Conservative treatment must be accompanied by:
- prescribing vitamins to improve immunity and support liver function;
- means that relieve intoxication (Hemodez, Ringer's solution, glucose);
- cardiac drugs and diuretics for ascites;
- hemostatic therapy for bleeding tendencies;
- prescription of antipyretics;
- sufficient pain relief;
- a course of enterosorbents to remove waste and toxins through the intestines (Smecta, Enterosgel);
- if necessary, use antiemetics.
It is imperative to treat the underlying disease that contributes to the formation of an abscess (sepsis, osteomyelitis, cholecystitis, peptic ulcer, tumors).
Consequences
With proper and timely treatment, the liver abscess resolves, and a scar forms in its place. The connective tissue that has replaced the cells of this organ does not perform their function. Consequently, with a large lesion volume, chronic liver failure may develop. In some cases, with a significant size of the abscess, the cavity may persist. Later it becomes overgrown with connective tissue from the periphery to the center, and over time it disappears completely.

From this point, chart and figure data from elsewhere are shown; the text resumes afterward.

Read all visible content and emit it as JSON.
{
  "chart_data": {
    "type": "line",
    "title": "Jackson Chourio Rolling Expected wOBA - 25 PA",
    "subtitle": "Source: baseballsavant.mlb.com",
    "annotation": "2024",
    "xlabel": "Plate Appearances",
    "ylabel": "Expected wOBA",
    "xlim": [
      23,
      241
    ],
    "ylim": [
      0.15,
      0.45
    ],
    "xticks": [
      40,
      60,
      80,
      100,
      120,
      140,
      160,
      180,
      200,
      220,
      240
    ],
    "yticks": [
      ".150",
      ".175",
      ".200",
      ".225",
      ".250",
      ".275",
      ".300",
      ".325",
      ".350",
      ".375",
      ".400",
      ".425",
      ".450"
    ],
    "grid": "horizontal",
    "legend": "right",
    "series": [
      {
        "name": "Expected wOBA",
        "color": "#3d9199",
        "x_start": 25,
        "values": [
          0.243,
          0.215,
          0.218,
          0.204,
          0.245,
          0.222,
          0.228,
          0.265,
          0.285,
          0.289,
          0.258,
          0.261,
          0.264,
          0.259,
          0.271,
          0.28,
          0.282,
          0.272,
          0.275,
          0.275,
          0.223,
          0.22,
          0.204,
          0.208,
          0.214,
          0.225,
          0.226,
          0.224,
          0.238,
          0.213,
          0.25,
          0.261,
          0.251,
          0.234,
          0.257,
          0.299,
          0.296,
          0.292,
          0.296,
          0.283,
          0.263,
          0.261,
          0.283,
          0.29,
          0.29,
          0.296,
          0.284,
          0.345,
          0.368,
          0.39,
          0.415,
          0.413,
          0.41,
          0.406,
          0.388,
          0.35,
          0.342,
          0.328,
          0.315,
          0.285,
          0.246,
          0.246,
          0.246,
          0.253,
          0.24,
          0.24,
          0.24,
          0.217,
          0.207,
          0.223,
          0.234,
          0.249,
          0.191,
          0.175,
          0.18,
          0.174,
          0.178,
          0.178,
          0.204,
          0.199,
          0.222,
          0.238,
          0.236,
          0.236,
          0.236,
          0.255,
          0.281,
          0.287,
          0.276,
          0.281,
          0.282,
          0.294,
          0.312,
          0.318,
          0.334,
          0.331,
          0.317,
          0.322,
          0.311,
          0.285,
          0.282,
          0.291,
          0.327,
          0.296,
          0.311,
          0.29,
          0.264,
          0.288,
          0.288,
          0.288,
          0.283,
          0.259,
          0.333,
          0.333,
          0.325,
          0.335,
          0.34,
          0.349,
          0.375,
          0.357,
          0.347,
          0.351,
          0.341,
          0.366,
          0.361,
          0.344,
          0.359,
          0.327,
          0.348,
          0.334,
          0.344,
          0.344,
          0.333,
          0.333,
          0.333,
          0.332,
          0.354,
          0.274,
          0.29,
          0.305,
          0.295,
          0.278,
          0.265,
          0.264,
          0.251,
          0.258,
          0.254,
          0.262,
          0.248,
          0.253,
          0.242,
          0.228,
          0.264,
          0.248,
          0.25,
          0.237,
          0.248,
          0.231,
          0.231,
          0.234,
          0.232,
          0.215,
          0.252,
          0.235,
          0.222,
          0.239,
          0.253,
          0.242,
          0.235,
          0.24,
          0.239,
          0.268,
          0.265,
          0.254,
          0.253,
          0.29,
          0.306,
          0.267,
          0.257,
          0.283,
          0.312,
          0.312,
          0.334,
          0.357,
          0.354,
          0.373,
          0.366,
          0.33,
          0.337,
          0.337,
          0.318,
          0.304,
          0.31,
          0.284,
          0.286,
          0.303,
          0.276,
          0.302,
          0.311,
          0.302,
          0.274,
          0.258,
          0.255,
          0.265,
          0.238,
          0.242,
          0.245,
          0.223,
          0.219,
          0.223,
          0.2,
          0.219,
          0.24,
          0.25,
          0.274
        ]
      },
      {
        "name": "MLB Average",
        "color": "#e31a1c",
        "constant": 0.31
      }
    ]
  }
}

An unfavorable outcome of the disease occurs only in 7-9% of patients. In many ways, mortality also depends on the underlying disease, which caused the development of focal inflammation in the liver. The healing process takes a long time, mainly due to the need for prolonged drainage of the abscess.
Frequency of distribution of different forms
Statistical records and studies of the etiology of liver abscesses revealed the following prevalence among patients:
- amoebic - 64.7% of patients;
- Echinococcal - 12.5%;
- bacterial - 6.5% (including the consequences of dysentery, phlegmonous appendicitis, putrefactive colitis, cholecystitis);
- cholangiogenic - 5.2%;
- traumatic - 1.8%;
- Giardiasis - 0.4%.
According to other data, the proportion of liver abscesses of appendicular etiology is up to 32%, and cholangiogenic - 39%. Rare cases of primary tuberculous liver abscess have been identified; only about 100 such cases have been described.